Prioritas utama SDGs yakni tanpa kemiskinan merupakan tujuan esensial agar jangan sampai membiarkan saudara kita masih hidup dalam kemiskinan. SDGs merupakan kesepakatan masyarakat dunia untuk mewujudkan dunia yang terbebas dari kemiskinan, berkehidupan yang bermatabat, adil dan sejahtera, serta saling bekerja sama.
Data BPS per Februari 2021 Provinsi Aceh berada di peringkat pertama provinsi termisikin di Sumatera dan rangking ke-6 termiskin di Indonesia. Syariat Islam dalam praktik muamalah maliyah belum menyentuh secara substansial lembaga keuangan, sehingga belum mampu mensejahterakan. Pemberlakuan Qanun Aceh Nomor 11 Tahun 2018 tentang Lembaga Keuangan Syariah bertujuan menata lembaga keuangan syariah, mewujudkan ekonomi masyarakat Aceh yang adil dan sejahtera dalam naungan syariat Islam yang kaffah.

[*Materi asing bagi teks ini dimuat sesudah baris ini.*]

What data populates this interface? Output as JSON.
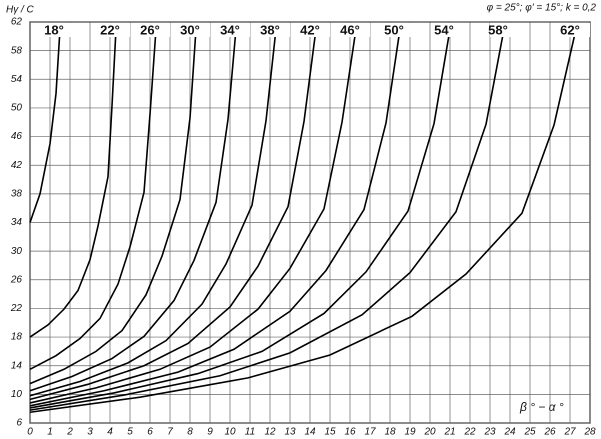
{
  "chart_data": {
    "type": "line",
    "y_label": "Hγ / C",
    "x_label": "β ° − α °",
    "annotation": "φ = 25°; φ' = 15°; k = 0,2",
    "xlim": [
      0,
      28
    ],
    "ylim": [
      6,
      62
    ],
    "xticks": [
      0,
      1,
      2,
      3,
      4,
      5,
      6,
      7,
      8,
      9,
      10,
      11,
      12,
      13,
      14,
      15,
      16,
      17,
      18,
      19,
      20,
      21,
      22,
      23,
      24,
      25,
      26,
      27,
      28
    ],
    "yticks": [
      6,
      10,
      14,
      18,
      22,
      26,
      30,
      34,
      38,
      42,
      46,
      50,
      54,
      58,
      62
    ],
    "grid": true,
    "series": [
      {
        "name": "18°",
        "color": "#000000",
        "x": [
          0,
          0.5,
          1,
          1.3,
          1.5
        ],
        "values": [
          34,
          38,
          45,
          52,
          61
        ]
      },
      {
        "name": "22°",
        "color": "#000000",
        "x": [
          0,
          0.9,
          1.7,
          2.4,
          3,
          3.4,
          3.9,
          4.1,
          4.3
        ],
        "values": [
          18,
          19.7,
          21.9,
          24.5,
          28.8,
          33.5,
          40.4,
          50.3,
          61
        ]
      },
      {
        "name": "26°",
        "color": "#000000",
        "x": [
          0,
          1.3,
          2.5,
          3.5,
          4.4,
          5,
          5.7,
          6,
          6.3
        ],
        "values": [
          13.5,
          15.4,
          17.8,
          20.6,
          25.4,
          30.6,
          38.2,
          49.1,
          61
        ]
      },
      {
        "name": "30°",
        "color": "#000000",
        "x": [
          0,
          1.7,
          3.3,
          4.6,
          5.8,
          6.6,
          7.5,
          8,
          8.3
        ],
        "values": [
          11.5,
          13.5,
          16,
          18.9,
          23.9,
          29.3,
          37.2,
          48.6,
          61
        ]
      },
      {
        "name": "34°",
        "color": "#000000",
        "x": [
          0,
          2.1,
          4.1,
          5.7,
          7.2,
          8.2,
          9.3,
          9.9,
          10.3
        ],
        "values": [
          10.5,
          12.5,
          15,
          18.1,
          23.1,
          28.7,
          36.8,
          48.4,
          61
        ]
      },
      {
        "name": "38°",
        "color": "#000000",
        "x": [
          0,
          2.5,
          4.9,
          6.8,
          8.6,
          9.8,
          11.1,
          11.8,
          12.3
        ],
        "values": [
          9.8,
          11.8,
          14.4,
          17.5,
          22.6,
          28.2,
          36.4,
          48.2,
          61
        ]
      },
      {
        "name": "42°",
        "color": "#000000",
        "x": [
          0,
          2.9,
          5.7,
          7.9,
          10,
          11.4,
          12.9,
          13.7,
          14.3
        ],
        "values": [
          9.3,
          11.4,
          14,
          17.1,
          22.2,
          27.9,
          36.2,
          48.1,
          61
        ]
      },
      {
        "name": "46°",
        "color": "#000000",
        "x": [
          0,
          3.3,
          6.5,
          9,
          11.4,
          13,
          14.7,
          15.6,
          16.3
        ],
        "values": [
          8.8,
          10.9,
          13.5,
          16.6,
          21.9,
          27.6,
          35.9,
          48,
          61
        ]
      },
      {
        "name": "50°",
        "color": "#000000",
        "x": [
          0,
          3.7,
          7.4,
          10.2,
          13,
          14.8,
          16.7,
          17.8,
          18.5
        ],
        "values": [
          8.4,
          10.5,
          13.1,
          16.3,
          21.6,
          27.3,
          35.8,
          47.9,
          61
        ]
      },
      {
        "name": "54°",
        "color": "#000000",
        "x": [
          0,
          4.2,
          8.4,
          11.6,
          14.7,
          16.8,
          18.9,
          20.2,
          21
        ],
        "values": [
          8.1,
          10.2,
          12.9,
          16,
          21.3,
          27.1,
          35.6,
          47.8,
          61
        ]
      },
      {
        "name": "58°",
        "color": "#000000",
        "x": [
          0,
          4.7,
          9.5,
          13,
          16.6,
          19,
          21.3,
          22.8,
          23.7
        ],
        "values": [
          7.8,
          9.9,
          12.6,
          15.8,
          21.1,
          27,
          35.5,
          47.7,
          61
        ]
      },
      {
        "name": "62°",
        "color": "#000000",
        "x": [
          0,
          5.5,
          10.9,
          15,
          19.1,
          21.8,
          24.6,
          26.2,
          27.3
        ],
        "values": [
          7.5,
          9.6,
          12.3,
          15.5,
          20.9,
          26.8,
          35.3,
          47.6,
          61
        ]
      }
    ]
  }
}
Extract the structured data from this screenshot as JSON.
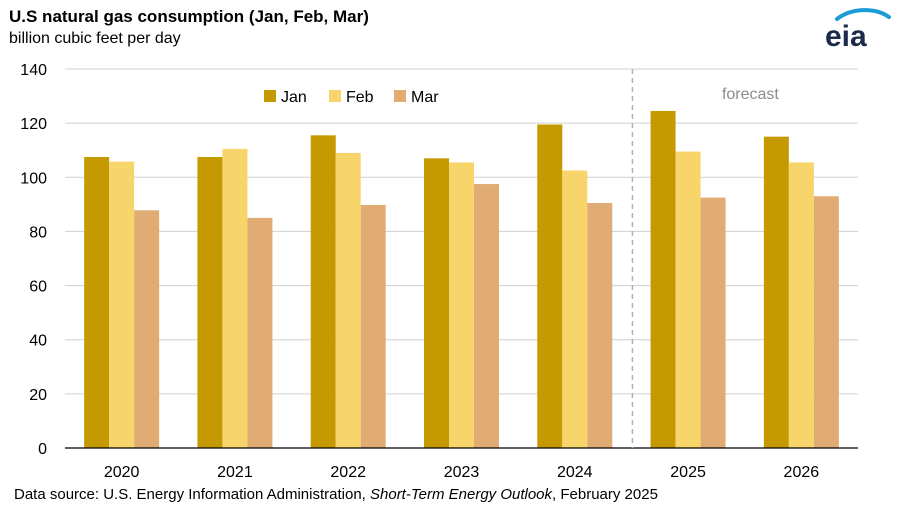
{
  "header": {
    "title": "U.S natural gas consumption (Jan, Feb, Mar)",
    "subtitle": "billion cubic feet per day"
  },
  "logo": {
    "text": "eia",
    "icon": "eia-logo-icon"
  },
  "footer": {
    "source_prefix": "Data source: U.S. Energy Information Administration, ",
    "source_italic": "Short-Term Energy Outlook",
    "source_suffix": ", February 2025"
  },
  "colors": {
    "Jan": "#c49a00",
    "Feb": "#f7d56b",
    "Mar": "#e0ac74",
    "grid": "#d0d0d0",
    "forecast_line": "#b0b0b0"
  },
  "chart_data": {
    "type": "bar",
    "title": "U.S natural gas consumption (Jan, Feb, Mar)",
    "subtitle": "billion cubic feet per day",
    "categories": [
      "2020",
      "2021",
      "2022",
      "2023",
      "2024",
      "2025",
      "2026"
    ],
    "series": [
      {
        "name": "Jan",
        "values": [
          107.5,
          107.5,
          115.5,
          107,
          119.5,
          124.5,
          115
        ]
      },
      {
        "name": "Feb",
        "values": [
          105.8,
          110.5,
          109,
          105.5,
          102.5,
          109.5,
          105.5
        ]
      },
      {
        "name": "Mar",
        "values": [
          87.8,
          85,
          89.8,
          97.5,
          90.5,
          92.5,
          93
        ]
      }
    ],
    "ylim": [
      0,
      140
    ],
    "yticks": [
      0,
      20,
      40,
      60,
      80,
      100,
      120,
      140
    ],
    "grid": true,
    "legend_position": "top-left",
    "forecast": {
      "label": "forecast",
      "starts_at": "2025"
    }
  }
}
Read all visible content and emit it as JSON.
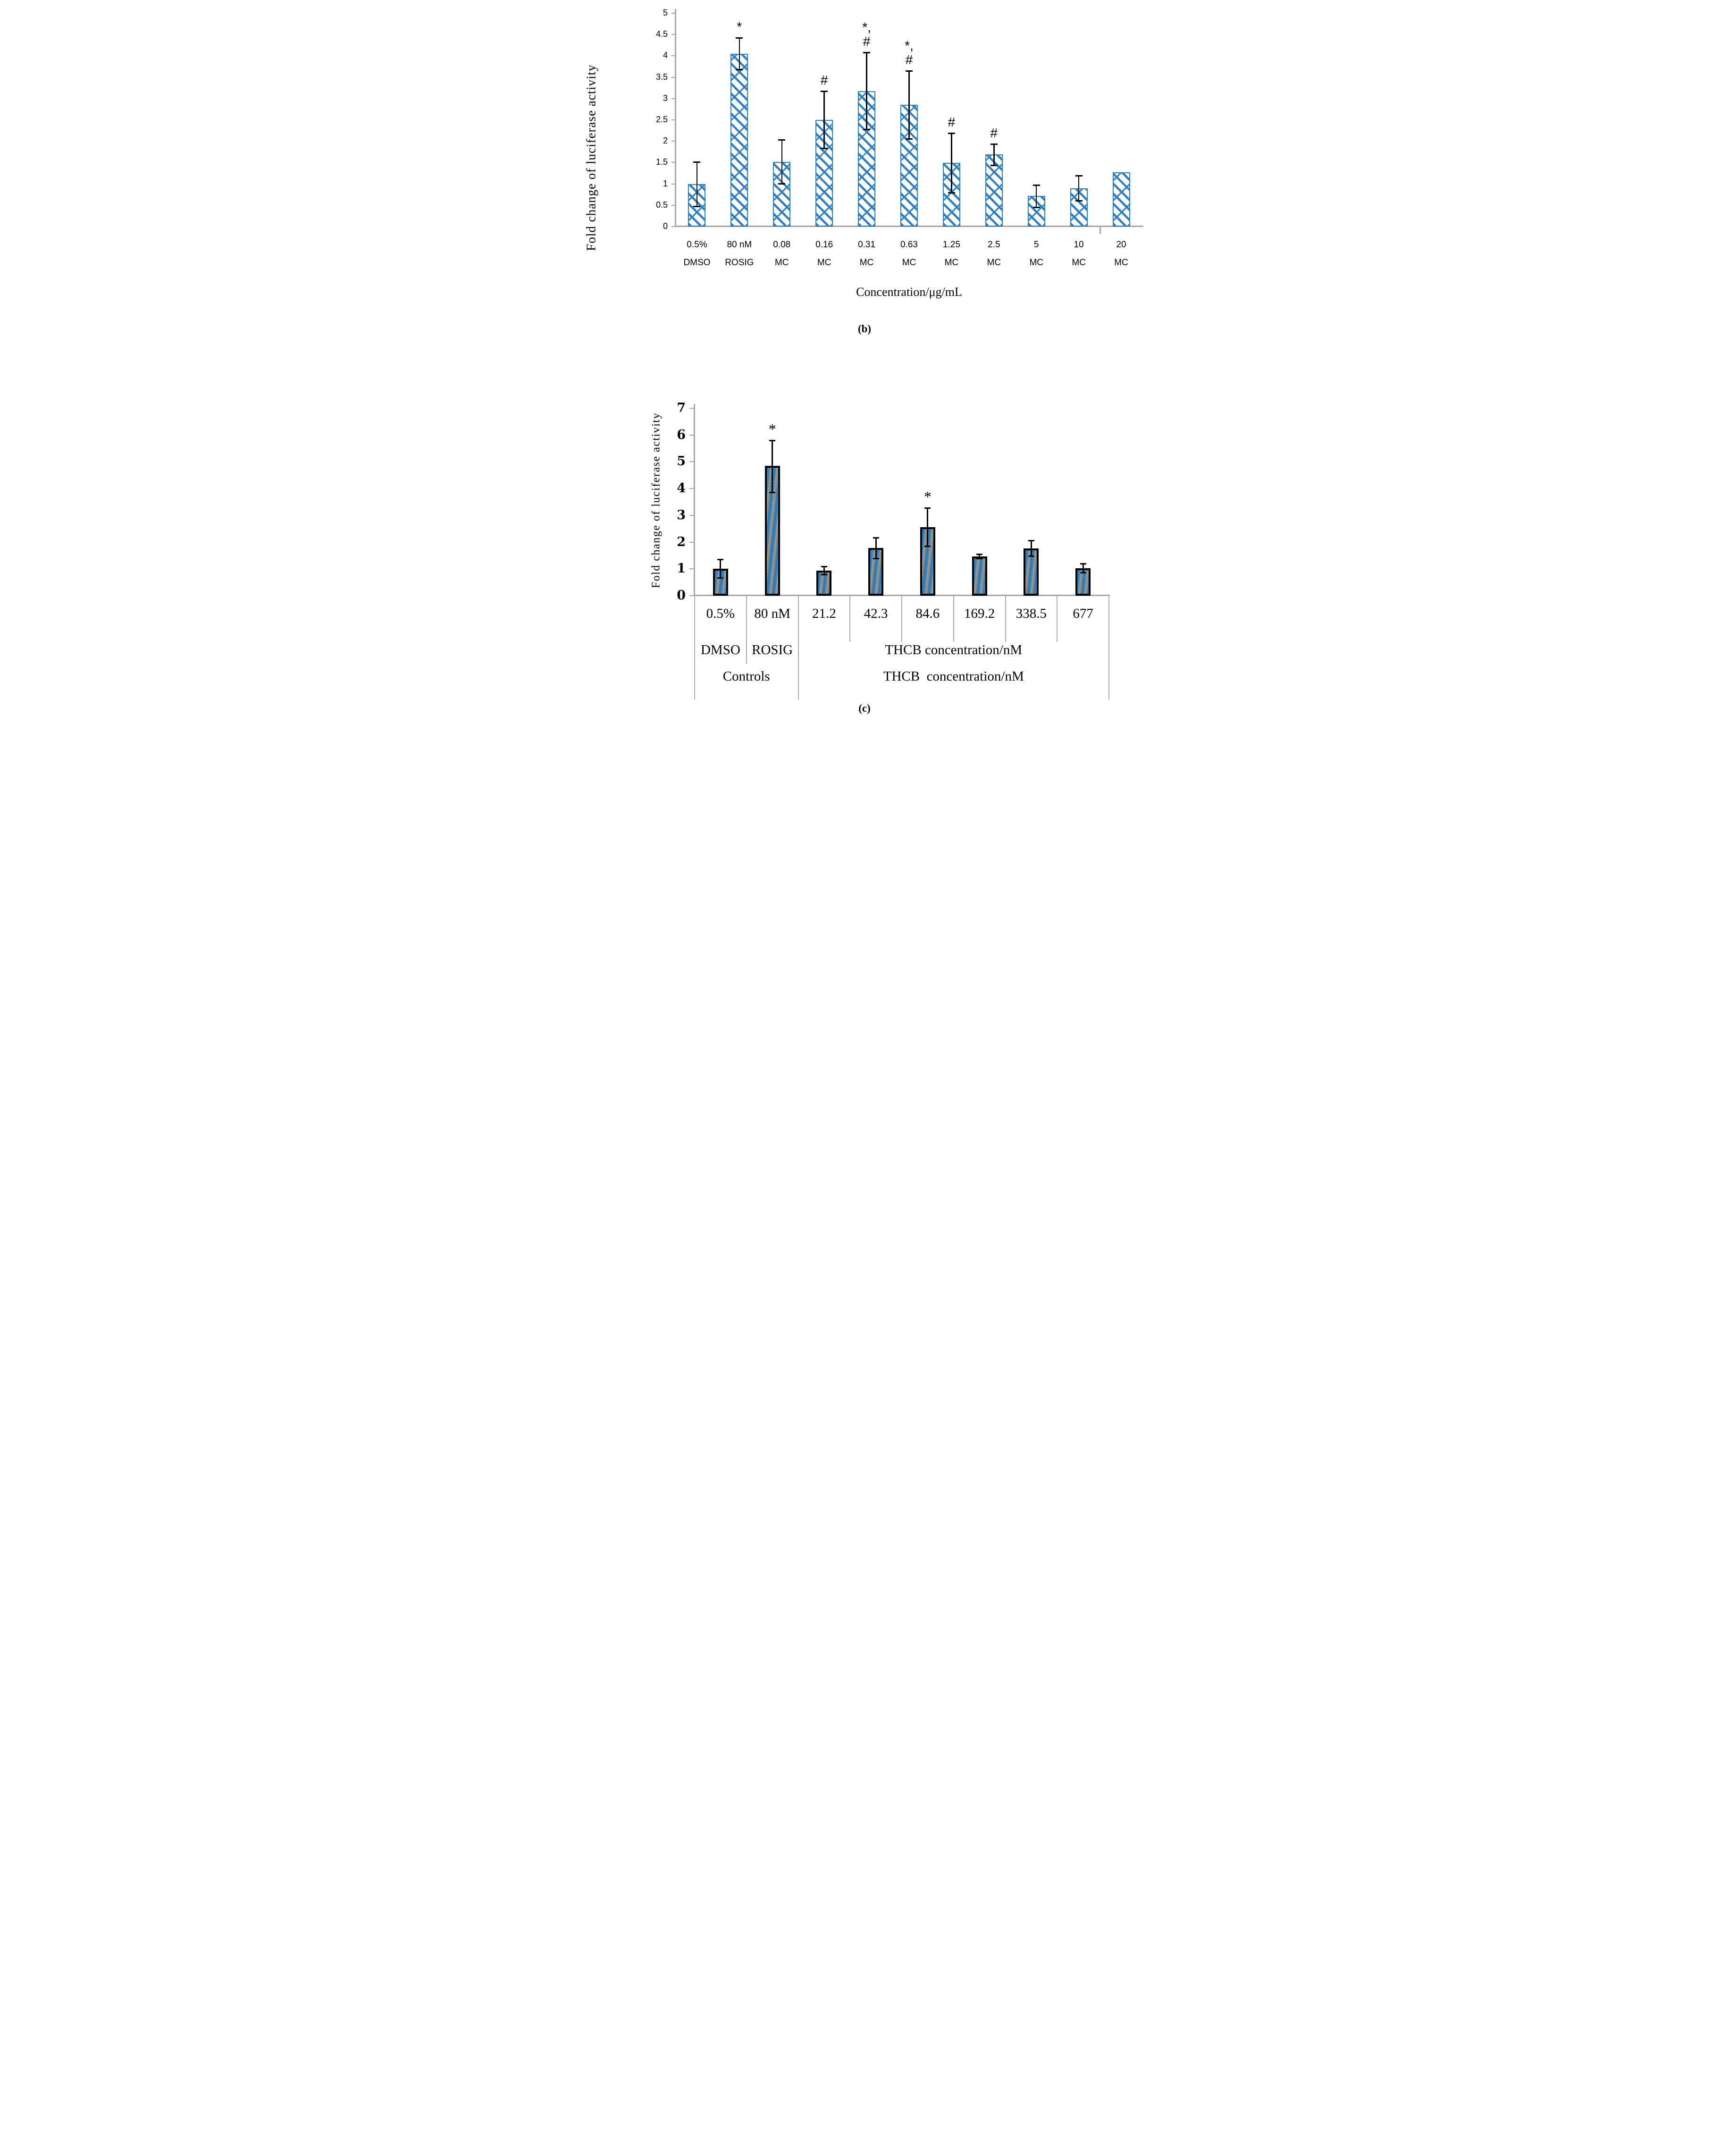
{
  "page": {
    "background": "#ffffff"
  },
  "colors": {
    "bar_b_outline_blue": "#2E7FC1",
    "bar_c_blue": "#1B74B8",
    "bar_c_gray": "#94938C",
    "bar_c_border": "#000000",
    "axis_gray": "#A6A6A6",
    "table_line_gray": "#ABABAB",
    "error_bar_black": "#000000",
    "text_black": "#000000"
  },
  "chart_data": [
    {
      "id": "b",
      "type": "bar",
      "ylabel": "Fold change of luciferase activity",
      "xlabel": "Concentration/μg/mL",
      "caption": "(b)",
      "ylim": [
        0,
        5
      ],
      "ytick_step": 0.5,
      "yticks": [
        "0",
        "0.5",
        "1",
        "1.5",
        "2",
        "2.5",
        "3",
        "3.5",
        "4",
        "4.5",
        "5"
      ],
      "categories_line1": [
        "0.5%",
        "80 nM",
        "0.08",
        "0.16",
        "0.31",
        "0.63",
        "1.25",
        "2.5",
        "5",
        "10",
        "20"
      ],
      "categories_line2": [
        "DMSO",
        "ROSIG",
        "MC",
        "MC",
        "MC",
        "MC",
        "MC",
        "MC",
        "MC",
        "MC",
        "MC"
      ],
      "values": [
        1.0,
        4.05,
        1.51,
        2.5,
        3.17,
        2.85,
        1.49,
        1.69,
        0.72,
        0.9,
        1.27
      ],
      "err_lo": [
        0.46,
        3.67,
        1.0,
        1.83,
        2.27,
        2.05,
        0.78,
        1.43,
        0.44,
        0.6,
        null
      ],
      "err_hi": [
        1.52,
        4.43,
        2.03,
        3.17,
        4.08,
        3.65,
        2.19,
        1.94,
        0.97,
        1.2,
        null
      ],
      "sig_markers": [
        "",
        "*",
        "",
        "#",
        "*,\n#",
        "*,\n#",
        "#",
        "#",
        "",
        "",
        ""
      ],
      "grid": false,
      "legend": "none"
    },
    {
      "id": "c",
      "type": "bar",
      "ylabel": "Fold change of luciferase activity",
      "caption": "(c)",
      "ylim": [
        0,
        7
      ],
      "ytick_step": 1,
      "yticks": [
        "0",
        "1",
        "2",
        "3",
        "4",
        "5",
        "6",
        "7"
      ],
      "categories": [
        "0.5%",
        "80 nM",
        "21.2",
        "42.3",
        "84.6",
        "169.2",
        "338.5",
        "677"
      ],
      "axis_table": {
        "row2_cells": [
          {
            "label": "DMSO",
            "start": 0,
            "span": 1
          },
          {
            "label": "ROSIG",
            "start": 1,
            "span": 1
          },
          {
            "label": "THCB concentration/nM",
            "start": 2,
            "span": 6
          }
        ],
        "row3_cells": [
          {
            "label": "Controls",
            "start": 0,
            "span": 2
          },
          {
            "label": "THCB  concentration/nM",
            "start": 2,
            "span": 6
          }
        ]
      },
      "values": [
        1.0,
        4.85,
        0.93,
        1.78,
        2.56,
        1.46,
        1.77,
        1.03
      ],
      "err_lo": [
        0.66,
        3.85,
        0.77,
        1.37,
        1.83,
        1.38,
        1.47,
        0.85
      ],
      "err_hi": [
        1.35,
        5.8,
        1.09,
        2.17,
        3.28,
        1.55,
        2.06,
        1.2
      ],
      "sig_markers": [
        "",
        "*",
        "",
        "",
        "*",
        "",
        "",
        ""
      ],
      "grid": false,
      "legend": "none"
    }
  ]
}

LKS adalah regulasi lembaga keuangan bank dan nonbank yang ada di Aceh yang secara substantif "mampu" merealisasikan ekonomi masyarakat yang adil, mulia, bermartabat, dan sejahtera yang berlandaskan ajaran Islam rahmatan lil'alamin. Hal ini berdasarkan realitas sosial-keagamaan masyarakat Aceh yang dibingkai oleh tiga hal, (a) teguh dan komit dengan ajaran Islam; (b) adanya kekuatan dan bimbingan para ulama secara intens; dan (c) praktik ekonomi dalam masyarakat Aceh selama ini telah menggunakan beberapa akad muamalah dalam bisnis dan pertanian. Komitmen politik daerah dan pusat relatif kuat dalam mewujudkan ekonomi dan keuangan syariah di bawah pilar LKS.